When Albert Einstein told Franklin Roosevelt in 1939 that the atomic bomb was possible, he did not tell the president about another discovery he had made, something so extreme and horrific it remained a secret . . . until now. This extraordinary new novel from one of the most brilliant talents in contemporary fiction is a standout literary thriller in which one man stumbles upon the discovery Einstein himself tried to keep hidden.

When twelve-year-old Daphne Marrity takes a videotape labeled Pee-wee's Big Adventure from her grandmother's house, neither she nor her college-professor father, Frank Marrity, has any idea that the theft has drawn the attention of both the Israeli Secret Service and an ancient European cabal of occultists—or that within hours they'll be visited by her long-lost grandfather, who is also desperate to get that tape.

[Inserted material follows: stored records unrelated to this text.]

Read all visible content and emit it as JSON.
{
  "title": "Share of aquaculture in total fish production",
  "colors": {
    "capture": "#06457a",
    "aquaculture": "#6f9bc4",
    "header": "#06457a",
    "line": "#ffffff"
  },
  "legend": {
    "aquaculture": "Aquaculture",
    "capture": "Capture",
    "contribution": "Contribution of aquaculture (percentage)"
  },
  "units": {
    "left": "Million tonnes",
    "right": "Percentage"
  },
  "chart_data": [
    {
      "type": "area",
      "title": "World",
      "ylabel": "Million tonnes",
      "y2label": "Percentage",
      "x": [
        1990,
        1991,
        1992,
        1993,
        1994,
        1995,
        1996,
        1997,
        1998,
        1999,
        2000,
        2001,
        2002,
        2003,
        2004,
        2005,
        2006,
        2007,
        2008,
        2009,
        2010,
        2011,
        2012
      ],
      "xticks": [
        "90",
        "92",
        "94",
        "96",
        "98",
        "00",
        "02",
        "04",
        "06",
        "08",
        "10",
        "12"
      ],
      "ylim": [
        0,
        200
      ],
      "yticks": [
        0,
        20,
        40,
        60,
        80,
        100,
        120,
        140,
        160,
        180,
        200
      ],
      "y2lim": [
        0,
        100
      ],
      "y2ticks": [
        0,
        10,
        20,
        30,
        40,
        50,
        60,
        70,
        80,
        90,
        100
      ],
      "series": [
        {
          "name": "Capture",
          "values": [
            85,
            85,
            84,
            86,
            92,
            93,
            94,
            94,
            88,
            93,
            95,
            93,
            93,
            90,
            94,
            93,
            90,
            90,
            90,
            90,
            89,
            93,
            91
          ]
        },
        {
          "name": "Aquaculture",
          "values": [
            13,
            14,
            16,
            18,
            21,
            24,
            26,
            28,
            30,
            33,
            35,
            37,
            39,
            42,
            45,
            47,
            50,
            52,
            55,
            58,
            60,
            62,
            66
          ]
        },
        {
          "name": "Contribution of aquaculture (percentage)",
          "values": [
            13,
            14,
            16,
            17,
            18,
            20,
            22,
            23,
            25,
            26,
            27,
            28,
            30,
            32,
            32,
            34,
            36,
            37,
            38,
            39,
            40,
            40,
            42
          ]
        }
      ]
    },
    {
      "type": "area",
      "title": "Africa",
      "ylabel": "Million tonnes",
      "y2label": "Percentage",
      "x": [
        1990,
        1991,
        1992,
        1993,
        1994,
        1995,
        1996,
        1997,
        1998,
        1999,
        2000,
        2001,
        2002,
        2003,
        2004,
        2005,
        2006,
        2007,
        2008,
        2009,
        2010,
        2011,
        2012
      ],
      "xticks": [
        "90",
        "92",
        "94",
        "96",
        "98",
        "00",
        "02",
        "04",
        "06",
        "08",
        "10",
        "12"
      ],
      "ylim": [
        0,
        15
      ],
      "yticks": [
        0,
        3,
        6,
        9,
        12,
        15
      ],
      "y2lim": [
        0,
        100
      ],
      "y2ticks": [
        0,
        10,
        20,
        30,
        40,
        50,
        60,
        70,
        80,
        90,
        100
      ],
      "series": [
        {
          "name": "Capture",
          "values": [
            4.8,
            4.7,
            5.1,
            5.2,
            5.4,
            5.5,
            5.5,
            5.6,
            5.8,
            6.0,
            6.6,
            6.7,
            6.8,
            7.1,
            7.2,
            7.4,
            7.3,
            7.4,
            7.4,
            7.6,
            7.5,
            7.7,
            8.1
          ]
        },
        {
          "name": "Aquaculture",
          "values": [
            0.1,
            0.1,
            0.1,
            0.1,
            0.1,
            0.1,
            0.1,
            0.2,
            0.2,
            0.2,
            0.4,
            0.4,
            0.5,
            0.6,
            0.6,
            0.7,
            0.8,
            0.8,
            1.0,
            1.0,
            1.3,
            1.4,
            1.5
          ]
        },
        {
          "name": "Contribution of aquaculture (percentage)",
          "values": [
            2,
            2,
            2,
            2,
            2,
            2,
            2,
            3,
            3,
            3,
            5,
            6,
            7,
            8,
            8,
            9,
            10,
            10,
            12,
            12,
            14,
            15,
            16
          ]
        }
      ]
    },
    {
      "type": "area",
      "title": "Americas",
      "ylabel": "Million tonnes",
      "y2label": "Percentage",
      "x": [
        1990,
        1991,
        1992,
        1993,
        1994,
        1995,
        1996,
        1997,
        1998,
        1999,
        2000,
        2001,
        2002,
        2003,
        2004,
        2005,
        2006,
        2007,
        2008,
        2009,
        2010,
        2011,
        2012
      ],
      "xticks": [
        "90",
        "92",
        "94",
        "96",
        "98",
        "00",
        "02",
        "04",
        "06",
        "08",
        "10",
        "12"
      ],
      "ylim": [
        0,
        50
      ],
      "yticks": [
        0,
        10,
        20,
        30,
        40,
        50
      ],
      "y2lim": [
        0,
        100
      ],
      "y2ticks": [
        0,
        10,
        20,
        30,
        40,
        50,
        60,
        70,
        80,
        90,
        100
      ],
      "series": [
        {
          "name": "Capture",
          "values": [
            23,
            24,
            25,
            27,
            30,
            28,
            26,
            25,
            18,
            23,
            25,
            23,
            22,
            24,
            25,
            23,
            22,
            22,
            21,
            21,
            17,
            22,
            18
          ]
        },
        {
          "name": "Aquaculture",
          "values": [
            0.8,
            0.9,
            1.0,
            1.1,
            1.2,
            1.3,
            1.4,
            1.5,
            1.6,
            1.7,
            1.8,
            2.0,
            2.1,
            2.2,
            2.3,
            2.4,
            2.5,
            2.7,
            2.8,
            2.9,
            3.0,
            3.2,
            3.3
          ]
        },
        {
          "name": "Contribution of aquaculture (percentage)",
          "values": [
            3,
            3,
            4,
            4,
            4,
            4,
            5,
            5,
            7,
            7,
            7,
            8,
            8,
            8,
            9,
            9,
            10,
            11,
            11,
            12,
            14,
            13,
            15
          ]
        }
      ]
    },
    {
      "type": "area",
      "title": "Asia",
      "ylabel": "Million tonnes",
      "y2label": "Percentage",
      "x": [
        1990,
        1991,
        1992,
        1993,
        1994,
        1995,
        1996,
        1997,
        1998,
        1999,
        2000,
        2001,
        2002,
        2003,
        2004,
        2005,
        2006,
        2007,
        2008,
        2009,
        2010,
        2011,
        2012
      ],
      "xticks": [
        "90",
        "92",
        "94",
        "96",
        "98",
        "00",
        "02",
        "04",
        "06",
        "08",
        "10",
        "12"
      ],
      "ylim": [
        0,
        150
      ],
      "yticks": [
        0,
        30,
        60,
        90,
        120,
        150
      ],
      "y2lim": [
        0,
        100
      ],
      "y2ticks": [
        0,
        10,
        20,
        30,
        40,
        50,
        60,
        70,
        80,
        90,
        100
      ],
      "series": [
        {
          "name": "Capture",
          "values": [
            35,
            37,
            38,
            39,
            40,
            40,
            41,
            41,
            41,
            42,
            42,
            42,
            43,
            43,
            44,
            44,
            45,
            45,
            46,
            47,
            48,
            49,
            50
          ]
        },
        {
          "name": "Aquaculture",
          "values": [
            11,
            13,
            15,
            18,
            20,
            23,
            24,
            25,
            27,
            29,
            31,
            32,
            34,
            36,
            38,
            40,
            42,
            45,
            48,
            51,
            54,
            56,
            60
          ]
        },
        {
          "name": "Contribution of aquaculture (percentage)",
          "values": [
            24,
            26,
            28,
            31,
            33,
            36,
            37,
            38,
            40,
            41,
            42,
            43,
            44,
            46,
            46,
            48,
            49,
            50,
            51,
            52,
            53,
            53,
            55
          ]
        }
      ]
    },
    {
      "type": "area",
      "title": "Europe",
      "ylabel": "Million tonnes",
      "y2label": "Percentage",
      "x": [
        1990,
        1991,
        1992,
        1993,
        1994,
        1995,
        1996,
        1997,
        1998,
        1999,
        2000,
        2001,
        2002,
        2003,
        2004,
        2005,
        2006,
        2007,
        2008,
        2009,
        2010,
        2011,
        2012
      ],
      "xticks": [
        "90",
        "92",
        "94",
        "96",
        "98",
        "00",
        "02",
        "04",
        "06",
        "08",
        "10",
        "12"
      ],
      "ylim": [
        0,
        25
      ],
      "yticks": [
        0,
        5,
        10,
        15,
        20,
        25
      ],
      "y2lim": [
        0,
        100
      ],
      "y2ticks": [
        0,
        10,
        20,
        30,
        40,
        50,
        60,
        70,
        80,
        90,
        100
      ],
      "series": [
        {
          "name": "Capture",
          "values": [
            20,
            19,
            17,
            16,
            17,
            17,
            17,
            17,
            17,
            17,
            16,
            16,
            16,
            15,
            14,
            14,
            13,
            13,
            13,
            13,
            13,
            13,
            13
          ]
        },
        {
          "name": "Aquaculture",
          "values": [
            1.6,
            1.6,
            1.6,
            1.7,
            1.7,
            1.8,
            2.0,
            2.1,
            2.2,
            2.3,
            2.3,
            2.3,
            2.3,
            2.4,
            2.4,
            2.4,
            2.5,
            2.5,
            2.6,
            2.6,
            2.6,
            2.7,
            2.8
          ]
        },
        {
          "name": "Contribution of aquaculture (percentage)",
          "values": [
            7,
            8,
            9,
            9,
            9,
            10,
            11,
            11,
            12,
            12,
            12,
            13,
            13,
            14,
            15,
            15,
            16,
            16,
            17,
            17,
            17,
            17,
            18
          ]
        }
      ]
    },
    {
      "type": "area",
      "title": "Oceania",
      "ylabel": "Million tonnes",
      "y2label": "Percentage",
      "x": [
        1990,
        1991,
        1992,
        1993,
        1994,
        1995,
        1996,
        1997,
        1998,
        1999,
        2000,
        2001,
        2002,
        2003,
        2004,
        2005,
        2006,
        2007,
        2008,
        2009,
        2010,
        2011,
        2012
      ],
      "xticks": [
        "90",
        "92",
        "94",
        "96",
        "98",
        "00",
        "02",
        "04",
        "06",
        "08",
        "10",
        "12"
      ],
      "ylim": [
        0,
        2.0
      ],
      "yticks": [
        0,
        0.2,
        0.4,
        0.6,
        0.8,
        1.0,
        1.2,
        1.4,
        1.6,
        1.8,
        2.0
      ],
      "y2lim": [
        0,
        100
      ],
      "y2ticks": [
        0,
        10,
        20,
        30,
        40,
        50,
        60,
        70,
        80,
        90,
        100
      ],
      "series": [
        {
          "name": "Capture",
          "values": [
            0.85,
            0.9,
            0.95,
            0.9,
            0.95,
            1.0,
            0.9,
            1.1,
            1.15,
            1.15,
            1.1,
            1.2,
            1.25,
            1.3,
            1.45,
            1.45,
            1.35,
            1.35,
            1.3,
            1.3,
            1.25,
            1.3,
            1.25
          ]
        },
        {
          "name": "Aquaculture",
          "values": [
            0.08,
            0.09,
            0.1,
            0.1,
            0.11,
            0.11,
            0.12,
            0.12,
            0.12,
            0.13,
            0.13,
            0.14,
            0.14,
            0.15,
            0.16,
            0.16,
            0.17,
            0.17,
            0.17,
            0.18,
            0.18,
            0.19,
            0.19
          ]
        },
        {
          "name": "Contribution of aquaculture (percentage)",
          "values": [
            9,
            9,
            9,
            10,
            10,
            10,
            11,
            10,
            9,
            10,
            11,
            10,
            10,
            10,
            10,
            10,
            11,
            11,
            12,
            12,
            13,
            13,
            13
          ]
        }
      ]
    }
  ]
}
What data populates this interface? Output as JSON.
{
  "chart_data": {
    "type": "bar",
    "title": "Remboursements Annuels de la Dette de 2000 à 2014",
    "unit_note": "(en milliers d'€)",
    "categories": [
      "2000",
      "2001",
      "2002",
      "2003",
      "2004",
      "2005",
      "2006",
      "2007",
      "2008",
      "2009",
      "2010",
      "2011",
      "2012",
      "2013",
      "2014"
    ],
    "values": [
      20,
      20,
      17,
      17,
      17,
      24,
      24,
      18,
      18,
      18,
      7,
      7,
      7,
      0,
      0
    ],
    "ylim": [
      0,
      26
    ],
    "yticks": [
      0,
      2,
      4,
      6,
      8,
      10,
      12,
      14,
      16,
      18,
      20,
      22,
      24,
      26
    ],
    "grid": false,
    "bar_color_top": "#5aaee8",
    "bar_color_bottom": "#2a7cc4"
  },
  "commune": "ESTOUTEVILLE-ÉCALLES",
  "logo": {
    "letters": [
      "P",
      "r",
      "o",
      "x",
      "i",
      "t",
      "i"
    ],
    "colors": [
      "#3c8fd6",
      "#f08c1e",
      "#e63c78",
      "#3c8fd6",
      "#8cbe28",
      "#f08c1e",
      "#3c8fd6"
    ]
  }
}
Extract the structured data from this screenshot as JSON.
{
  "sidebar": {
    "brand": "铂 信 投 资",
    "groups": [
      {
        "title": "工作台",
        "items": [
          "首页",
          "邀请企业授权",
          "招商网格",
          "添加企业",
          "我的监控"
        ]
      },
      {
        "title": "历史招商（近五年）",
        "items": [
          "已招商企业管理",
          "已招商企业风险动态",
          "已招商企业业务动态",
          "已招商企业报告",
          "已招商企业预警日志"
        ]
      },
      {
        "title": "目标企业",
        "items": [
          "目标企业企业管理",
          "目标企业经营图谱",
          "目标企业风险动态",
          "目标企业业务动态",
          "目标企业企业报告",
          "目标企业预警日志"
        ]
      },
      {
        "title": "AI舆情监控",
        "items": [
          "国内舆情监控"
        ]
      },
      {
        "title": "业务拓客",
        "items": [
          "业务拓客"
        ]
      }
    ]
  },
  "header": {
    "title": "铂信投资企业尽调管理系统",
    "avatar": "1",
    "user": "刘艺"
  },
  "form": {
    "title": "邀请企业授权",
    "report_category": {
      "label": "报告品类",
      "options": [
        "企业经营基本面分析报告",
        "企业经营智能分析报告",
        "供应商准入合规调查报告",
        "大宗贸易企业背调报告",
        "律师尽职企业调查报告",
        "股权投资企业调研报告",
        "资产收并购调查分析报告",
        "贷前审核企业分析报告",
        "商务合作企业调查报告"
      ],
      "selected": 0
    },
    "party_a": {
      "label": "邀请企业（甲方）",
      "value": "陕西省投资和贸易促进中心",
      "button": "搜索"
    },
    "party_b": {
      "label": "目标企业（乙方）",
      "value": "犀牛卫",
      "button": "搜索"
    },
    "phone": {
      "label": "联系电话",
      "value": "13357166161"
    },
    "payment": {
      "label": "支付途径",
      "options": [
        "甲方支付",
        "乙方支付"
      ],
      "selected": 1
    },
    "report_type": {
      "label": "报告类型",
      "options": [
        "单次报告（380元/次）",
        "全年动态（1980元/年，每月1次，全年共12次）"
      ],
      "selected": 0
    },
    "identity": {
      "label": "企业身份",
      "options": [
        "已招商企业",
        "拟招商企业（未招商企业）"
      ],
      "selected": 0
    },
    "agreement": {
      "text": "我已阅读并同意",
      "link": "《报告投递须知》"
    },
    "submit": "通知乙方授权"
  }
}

And when Daphne's teddy bear is stolen, a blind assassin nearly kills Frank, and a phantom begins to speak to her from a switched-off television set, Daphne and her father find themselves caught in the middle of a murderous power struggle that originated long ago in Israel and Germany but now crashes through Los Angeles and out to the Mojave Desert. To survive, they must quickly learn the rules of a dangerous magical chess game and use all their cleverness and courage—as well as their love and loyalty to each other—to escape a fate more profound than death.

A pulse-pounding epic adventure that blurs the lines between espionage and the supernatural; good and evil; past, present and future, Three Days to Never is an exhilarating masterwork of speculative suspense from the always remarkable imagination of the incomparable Tim Powers.